En la historia del derecho argentino, pocos episodios combinan con tanta tensión el problema de la imparcialidad judicial y el vínculo con los intereses económicos como el que hoy golpea a la Cámara Federal de Córdoba. La Corte Suprema ha sostenido reiteradamente que la confianza pública en la Justicia es un bien institucional esencial; cuando esa credibilidad se erosiona, el daño trasciende a los tribunales y alcanza al sistema democrático en su conjunto.

La Justicia Federal de Córdoba atraviesa una de sus mayores crisis institucionales de las últimas décadas.

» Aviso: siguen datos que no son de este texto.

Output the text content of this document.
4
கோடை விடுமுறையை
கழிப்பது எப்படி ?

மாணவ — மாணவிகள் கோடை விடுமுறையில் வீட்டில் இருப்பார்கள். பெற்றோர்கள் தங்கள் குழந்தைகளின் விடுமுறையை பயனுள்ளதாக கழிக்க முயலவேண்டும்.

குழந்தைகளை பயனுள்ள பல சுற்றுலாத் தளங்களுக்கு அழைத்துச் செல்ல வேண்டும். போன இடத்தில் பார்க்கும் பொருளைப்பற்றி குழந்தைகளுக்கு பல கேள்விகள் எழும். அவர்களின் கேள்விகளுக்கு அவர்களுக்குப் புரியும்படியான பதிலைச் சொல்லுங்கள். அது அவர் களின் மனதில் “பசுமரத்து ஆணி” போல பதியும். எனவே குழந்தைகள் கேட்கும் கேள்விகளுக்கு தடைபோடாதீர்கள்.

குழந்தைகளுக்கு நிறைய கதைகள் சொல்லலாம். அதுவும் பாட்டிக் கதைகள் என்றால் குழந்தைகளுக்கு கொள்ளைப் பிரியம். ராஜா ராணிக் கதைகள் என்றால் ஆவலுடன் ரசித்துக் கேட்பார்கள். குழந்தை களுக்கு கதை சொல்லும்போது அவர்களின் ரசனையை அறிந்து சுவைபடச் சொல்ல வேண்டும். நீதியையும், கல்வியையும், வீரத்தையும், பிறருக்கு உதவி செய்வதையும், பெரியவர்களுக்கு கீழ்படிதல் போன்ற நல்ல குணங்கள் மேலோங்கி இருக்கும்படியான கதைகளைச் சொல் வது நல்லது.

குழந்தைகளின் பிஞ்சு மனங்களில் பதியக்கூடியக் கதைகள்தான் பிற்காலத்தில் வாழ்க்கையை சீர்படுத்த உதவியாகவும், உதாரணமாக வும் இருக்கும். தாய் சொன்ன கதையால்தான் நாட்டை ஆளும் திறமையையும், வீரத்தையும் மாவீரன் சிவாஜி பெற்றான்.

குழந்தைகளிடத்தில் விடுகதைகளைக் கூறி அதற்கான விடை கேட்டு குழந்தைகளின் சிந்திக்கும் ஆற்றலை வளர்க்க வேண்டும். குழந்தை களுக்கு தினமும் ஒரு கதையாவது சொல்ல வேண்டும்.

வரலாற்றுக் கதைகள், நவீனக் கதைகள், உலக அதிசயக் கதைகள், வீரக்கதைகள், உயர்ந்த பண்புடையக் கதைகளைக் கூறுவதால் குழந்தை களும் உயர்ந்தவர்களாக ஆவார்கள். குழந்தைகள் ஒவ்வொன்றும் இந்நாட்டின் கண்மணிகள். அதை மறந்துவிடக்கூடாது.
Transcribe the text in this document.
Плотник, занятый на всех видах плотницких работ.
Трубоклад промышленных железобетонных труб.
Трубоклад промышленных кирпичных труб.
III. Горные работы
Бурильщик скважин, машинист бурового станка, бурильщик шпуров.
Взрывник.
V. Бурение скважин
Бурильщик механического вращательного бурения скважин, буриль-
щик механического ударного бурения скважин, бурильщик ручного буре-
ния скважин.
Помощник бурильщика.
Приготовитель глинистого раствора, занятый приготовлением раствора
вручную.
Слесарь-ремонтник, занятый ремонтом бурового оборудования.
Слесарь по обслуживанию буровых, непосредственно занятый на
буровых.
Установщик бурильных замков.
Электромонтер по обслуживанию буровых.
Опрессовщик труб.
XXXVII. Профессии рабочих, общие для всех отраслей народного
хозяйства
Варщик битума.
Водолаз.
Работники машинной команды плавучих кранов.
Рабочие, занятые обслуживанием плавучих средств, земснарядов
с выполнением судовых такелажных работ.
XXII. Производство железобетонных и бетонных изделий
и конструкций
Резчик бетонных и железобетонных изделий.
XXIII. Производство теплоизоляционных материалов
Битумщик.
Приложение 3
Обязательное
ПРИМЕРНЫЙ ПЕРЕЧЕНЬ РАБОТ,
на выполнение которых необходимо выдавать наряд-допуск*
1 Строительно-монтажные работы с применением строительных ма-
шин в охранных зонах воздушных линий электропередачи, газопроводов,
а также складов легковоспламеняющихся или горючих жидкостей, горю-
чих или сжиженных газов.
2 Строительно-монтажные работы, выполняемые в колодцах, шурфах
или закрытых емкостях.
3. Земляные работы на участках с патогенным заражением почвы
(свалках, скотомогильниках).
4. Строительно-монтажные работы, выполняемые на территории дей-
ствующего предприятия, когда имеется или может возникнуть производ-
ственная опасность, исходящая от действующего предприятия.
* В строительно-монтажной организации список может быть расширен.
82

En menos de cuatro meses, los camaristas Abel Sánchez Torres y Graciela Montesi, pareja entre sí, quedaron en el centro de dos investigaciones penales que, en conjunto, amenazan con alterar el funcionamiento del principal tribunal federal de la provincia y exponer un presunto entramado de favores con el poder económico.

La última ofensiva se conoció este viernes, cuando los fiscales Pablo Turano, de la Procuración General de la Nación, y Maximiliano Hairabedián, titular de la Fiscalía Federal N° 3 de Córdoba, impulsaron una nueva acción penal contra ambos jueces por el presunto delito de admisión de dádivas.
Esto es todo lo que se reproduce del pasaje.